C’est comme cela que l’on explique une autre parole de nos maîtres sur un verset de Daniel :
« Il ne donne la sagesse qu’à celui qui possède en lui de la sagesse » (Daniel 2-21).
Hashem ne donne de la sagesse qu’à celui qui se dispose à la recevoir.

Ceci est comparable à une femme qui, après avoir goûté un plat chez sa voisine, lui demande la recette. La voisine lui indique avec précision, tous les ingrédients nécessaires, ainsi que les temps de cuisson. La femme, après avoir raté son plat, revient en colère en accusant sa voisine de lui avoir caché un ingrédient. Celle-ci, intriguée, lui assure de lui avoir tout indiqué, mais lui demande : « Avant d’avoir commencé à cuisiner, as-tu lavé les différents ustensiles ? » L’autre lui répond : « Non, effectivement je ne les ai pas lavés, mais j’ai suivi scrupuleusement toutes tes instructions. » La voisine lui répond : « C’est justement ça le problème ! Tes ustensiles sales ont gardé un mauvais goût qu’ils ont transmis à la nourriture que tu as cuisinée en eux ! »

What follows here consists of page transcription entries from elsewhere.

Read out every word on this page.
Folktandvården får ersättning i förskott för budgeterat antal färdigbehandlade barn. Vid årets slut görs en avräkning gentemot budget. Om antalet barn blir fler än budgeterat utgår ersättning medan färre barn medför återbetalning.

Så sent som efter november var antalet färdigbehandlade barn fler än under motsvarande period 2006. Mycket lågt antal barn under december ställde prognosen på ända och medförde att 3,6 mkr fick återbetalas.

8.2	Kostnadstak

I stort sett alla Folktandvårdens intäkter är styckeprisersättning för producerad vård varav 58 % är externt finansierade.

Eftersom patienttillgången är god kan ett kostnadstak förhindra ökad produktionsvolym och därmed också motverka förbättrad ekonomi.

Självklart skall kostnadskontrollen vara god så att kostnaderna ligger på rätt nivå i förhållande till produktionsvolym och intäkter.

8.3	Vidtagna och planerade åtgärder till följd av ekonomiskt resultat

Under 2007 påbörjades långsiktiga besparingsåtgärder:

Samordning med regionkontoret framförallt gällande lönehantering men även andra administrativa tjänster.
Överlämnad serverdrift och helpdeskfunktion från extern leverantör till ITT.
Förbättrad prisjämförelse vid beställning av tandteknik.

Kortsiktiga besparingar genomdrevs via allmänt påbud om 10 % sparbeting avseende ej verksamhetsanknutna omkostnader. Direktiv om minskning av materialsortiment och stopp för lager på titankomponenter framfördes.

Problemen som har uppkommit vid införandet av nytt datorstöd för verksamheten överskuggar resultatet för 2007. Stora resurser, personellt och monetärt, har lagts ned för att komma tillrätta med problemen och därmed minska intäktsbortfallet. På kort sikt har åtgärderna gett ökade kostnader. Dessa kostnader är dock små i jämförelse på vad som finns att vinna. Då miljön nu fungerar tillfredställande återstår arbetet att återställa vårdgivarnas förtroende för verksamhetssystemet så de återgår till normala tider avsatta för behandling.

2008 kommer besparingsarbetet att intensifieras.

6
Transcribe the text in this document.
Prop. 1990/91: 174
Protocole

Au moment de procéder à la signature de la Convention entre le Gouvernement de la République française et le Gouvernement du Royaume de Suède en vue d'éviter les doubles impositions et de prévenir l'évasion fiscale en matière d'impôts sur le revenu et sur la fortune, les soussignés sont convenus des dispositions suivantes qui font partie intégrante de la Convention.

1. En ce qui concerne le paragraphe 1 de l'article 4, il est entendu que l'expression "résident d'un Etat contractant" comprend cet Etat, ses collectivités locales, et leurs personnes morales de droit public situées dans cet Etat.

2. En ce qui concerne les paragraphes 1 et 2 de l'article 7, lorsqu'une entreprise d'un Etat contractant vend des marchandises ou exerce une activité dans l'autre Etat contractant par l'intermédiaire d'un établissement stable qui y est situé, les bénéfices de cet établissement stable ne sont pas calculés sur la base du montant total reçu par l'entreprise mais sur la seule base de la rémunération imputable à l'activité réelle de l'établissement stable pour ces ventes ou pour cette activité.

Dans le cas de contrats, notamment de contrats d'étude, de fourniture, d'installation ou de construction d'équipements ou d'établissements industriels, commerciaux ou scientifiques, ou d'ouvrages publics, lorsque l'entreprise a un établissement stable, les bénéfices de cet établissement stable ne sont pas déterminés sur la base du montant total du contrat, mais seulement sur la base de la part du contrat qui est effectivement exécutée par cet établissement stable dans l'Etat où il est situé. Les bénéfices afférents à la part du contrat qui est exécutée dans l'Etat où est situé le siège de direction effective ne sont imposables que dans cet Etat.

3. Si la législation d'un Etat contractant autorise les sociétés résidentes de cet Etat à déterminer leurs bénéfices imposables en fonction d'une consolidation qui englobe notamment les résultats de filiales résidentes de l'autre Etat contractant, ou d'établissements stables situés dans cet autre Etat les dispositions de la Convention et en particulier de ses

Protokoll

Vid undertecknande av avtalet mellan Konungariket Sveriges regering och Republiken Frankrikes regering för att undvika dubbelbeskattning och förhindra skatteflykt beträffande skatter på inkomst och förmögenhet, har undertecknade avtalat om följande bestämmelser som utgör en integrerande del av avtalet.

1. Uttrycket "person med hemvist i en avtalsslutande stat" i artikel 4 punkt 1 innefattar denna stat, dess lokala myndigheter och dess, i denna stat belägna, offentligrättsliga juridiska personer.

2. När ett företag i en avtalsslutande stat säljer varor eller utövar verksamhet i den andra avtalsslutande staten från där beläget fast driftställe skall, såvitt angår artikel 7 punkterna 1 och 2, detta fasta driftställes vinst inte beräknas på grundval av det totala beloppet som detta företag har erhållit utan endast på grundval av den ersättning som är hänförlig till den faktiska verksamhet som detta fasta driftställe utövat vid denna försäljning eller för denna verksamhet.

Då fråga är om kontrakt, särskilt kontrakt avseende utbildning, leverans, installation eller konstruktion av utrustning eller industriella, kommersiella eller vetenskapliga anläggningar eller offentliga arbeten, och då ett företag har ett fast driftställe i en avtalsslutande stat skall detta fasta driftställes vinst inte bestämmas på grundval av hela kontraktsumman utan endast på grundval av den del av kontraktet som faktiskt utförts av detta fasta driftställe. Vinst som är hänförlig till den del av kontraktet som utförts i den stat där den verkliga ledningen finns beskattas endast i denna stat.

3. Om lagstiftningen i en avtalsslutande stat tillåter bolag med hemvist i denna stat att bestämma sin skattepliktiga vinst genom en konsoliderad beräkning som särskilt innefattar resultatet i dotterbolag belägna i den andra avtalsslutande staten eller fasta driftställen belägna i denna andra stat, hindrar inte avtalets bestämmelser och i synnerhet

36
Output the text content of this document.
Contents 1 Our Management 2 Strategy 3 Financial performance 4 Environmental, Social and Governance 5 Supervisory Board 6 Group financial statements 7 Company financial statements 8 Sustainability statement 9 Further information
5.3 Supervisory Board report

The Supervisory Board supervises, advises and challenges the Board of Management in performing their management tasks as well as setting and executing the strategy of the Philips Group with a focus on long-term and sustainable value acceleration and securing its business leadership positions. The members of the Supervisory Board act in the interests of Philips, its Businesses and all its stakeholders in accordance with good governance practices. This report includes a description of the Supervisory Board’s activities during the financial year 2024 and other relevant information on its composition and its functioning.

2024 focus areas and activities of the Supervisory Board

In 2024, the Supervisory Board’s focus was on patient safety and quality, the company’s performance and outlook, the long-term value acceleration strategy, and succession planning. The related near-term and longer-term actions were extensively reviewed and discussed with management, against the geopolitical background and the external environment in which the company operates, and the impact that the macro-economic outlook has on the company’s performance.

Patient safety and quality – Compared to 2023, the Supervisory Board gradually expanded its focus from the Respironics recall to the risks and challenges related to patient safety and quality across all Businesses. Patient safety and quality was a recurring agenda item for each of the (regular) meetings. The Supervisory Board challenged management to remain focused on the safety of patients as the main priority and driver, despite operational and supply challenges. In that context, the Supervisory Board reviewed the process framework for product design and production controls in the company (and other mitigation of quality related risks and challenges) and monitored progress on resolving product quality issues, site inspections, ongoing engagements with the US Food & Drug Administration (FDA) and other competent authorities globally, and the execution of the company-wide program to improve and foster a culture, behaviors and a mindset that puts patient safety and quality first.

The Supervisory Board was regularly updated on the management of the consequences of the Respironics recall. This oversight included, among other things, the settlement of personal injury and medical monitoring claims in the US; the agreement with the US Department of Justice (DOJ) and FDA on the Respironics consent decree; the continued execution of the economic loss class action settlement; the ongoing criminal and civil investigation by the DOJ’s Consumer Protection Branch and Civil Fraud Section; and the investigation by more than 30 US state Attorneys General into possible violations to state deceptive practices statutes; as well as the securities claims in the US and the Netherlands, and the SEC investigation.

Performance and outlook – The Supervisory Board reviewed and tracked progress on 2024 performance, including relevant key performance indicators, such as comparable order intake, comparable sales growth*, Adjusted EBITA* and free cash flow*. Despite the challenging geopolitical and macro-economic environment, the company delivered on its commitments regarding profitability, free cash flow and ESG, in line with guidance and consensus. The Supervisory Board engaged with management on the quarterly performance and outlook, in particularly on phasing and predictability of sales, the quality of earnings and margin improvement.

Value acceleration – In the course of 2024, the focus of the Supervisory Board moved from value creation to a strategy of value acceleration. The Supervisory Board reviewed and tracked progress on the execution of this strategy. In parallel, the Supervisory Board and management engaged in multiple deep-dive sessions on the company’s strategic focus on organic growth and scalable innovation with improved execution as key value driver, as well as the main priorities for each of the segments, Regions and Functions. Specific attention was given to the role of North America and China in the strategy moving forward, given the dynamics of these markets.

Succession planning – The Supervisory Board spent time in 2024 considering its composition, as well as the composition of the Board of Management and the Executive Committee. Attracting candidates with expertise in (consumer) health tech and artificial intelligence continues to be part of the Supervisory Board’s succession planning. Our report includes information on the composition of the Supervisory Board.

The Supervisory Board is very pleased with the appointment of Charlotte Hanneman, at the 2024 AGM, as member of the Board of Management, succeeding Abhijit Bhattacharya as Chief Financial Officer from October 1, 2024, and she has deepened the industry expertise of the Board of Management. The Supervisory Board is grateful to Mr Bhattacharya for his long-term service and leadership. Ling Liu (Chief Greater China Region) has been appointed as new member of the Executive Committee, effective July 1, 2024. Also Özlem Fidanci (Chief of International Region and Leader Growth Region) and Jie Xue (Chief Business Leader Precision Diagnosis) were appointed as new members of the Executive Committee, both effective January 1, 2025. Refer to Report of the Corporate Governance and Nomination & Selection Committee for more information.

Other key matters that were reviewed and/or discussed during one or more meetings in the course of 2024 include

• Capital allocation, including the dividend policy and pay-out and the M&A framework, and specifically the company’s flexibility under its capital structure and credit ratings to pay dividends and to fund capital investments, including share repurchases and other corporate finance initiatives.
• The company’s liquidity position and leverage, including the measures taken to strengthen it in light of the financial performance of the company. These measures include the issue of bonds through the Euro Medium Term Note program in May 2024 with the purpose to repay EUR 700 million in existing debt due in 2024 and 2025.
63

De même, Bil’am a reçu les mêmes capacités que Moshé Rabbenou.
Cependant, Moshé Rabenou a d’abord apprêté sa personnalité à recevoir toute la Kédousha (sainteté) qui lui était donnée. Il a effectué un véritable travail de « nettoyage » de tous les traits de caractère pouvant faire obstacle à la Torah.
Ce qui n’est pas le cas de Bil’am, qui a gardé ses 3 défauts principaux :
Un oeil mauvais ; un esprit vaniteux ; une âme cupide (Avot chap.5 Mishna 19) 

Pas étonnant que son plat est raté !!!

Avant de pénétrer véritablement la Torah, il est impératif de nettoyer toute sa personnalité de tout défaut et imperfection, pouvant faire parasite et obstacle au message de la Torah.